As a scholar who works at the intersection of rhetoric and STS, I am also glad to now have this book at my disposal when I make the argument that rhetoric of science and STS need each other to find theoretical purchase (which certain of my colleagues and I continually do; see: Kelly & Maddalena 2015).Graham has long been a vocal proponent of continued uptake of STS into rhetoric of science, technology, and medicine (RSTM) and vice-versa. He is, for me and for others, a primary voice of materialist perspectives in our field and a voice of the emerging field of rhetoric of medicine. The Politics of Pain Medicine allows scholars like me to “use” Graham as his Foucauldian author-function. The philosophical and methodological argument is made; the (ironically ephemeral) concrete example has been given. “Rhetoric and STS Need Each Other” is a section heading in Graham’s introduction (p. 8). Thank goodness.

Finally, as a teacher of rhetoric of science, science and medical writing, and (only sometimes, but also always) STS, I see The Politics of Pain Medicine as a promising new resource for my graduate courses. Graham’s description of his rhetorical-ontological method will be especially helpful. Whether students choose to “calibrate”(Mol), “attune”(Thomas Rickert), or enact some other postmodern oscillation between the (falsely) discursive and (stubbornly) material, any project in the science-facing humanities will need to grapple with the theoretical challenges Graham’s book describes. Where I would hesitate to assign the prosaic juggernaut that is Lorraine Daston and Peter Galison’s Objectivity or the text to which Graham’s work owes the most—Anne-Marie Mol’s The Body Multiple—because of their sheer back-breaking, mind-bending heft, Graham’s book does much of the same work more quickly, clearly and incisively. Graham is a teacher and practitioner of technical communication, and his prose shows it.
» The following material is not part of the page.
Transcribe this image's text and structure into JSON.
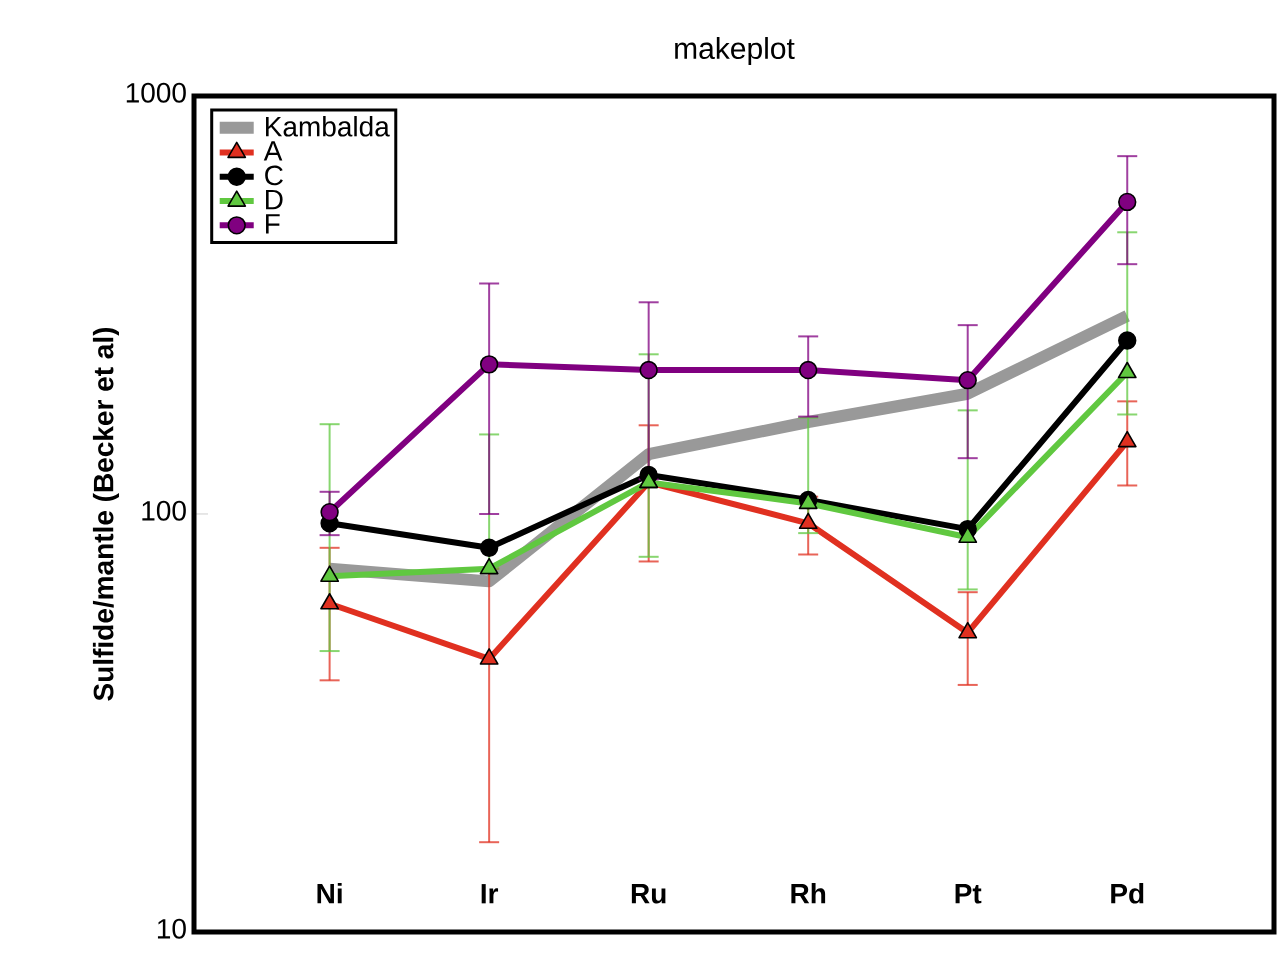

The book is deftly organized, densely contextualized, and clear without being oversimplified. That is to say: minds will be bent, but backs will not be broken.

Works Cited

Daston, Lorraine J., and Peter Galison. Objectivity. Zone, 2010. Print.

Graham, S. Scott. The Politics of Pain Medicine: A Rhetorical-Ontological Inquiry. University of Chicago Press, 2015. Print.

Graham, Scott. “Agency and the Rhetoric of Medicine: Biomedical Brain Scans and the Ontology of Fibromyalgia.” Technical Communication Quarterly 18.4 (2009): 376–404. Web.

Kelly, Ashley R., and Kate Maddalena. “Harnessing Agency for Efficacy: ‘Foldit’ and Citizen Science.” POROI 11.1 (2015): 1-20. Web. 4 Mar. 2016.

Mol, Annemarie. The Body Multiple: Ontology in Medical Practice. Duke University Press Books, 2003. Print.

Rickert, Thomas. Ambient Rhetoric: The Attunements of Rhetorical Being. University of Pittsburgh Press, 2013. Print.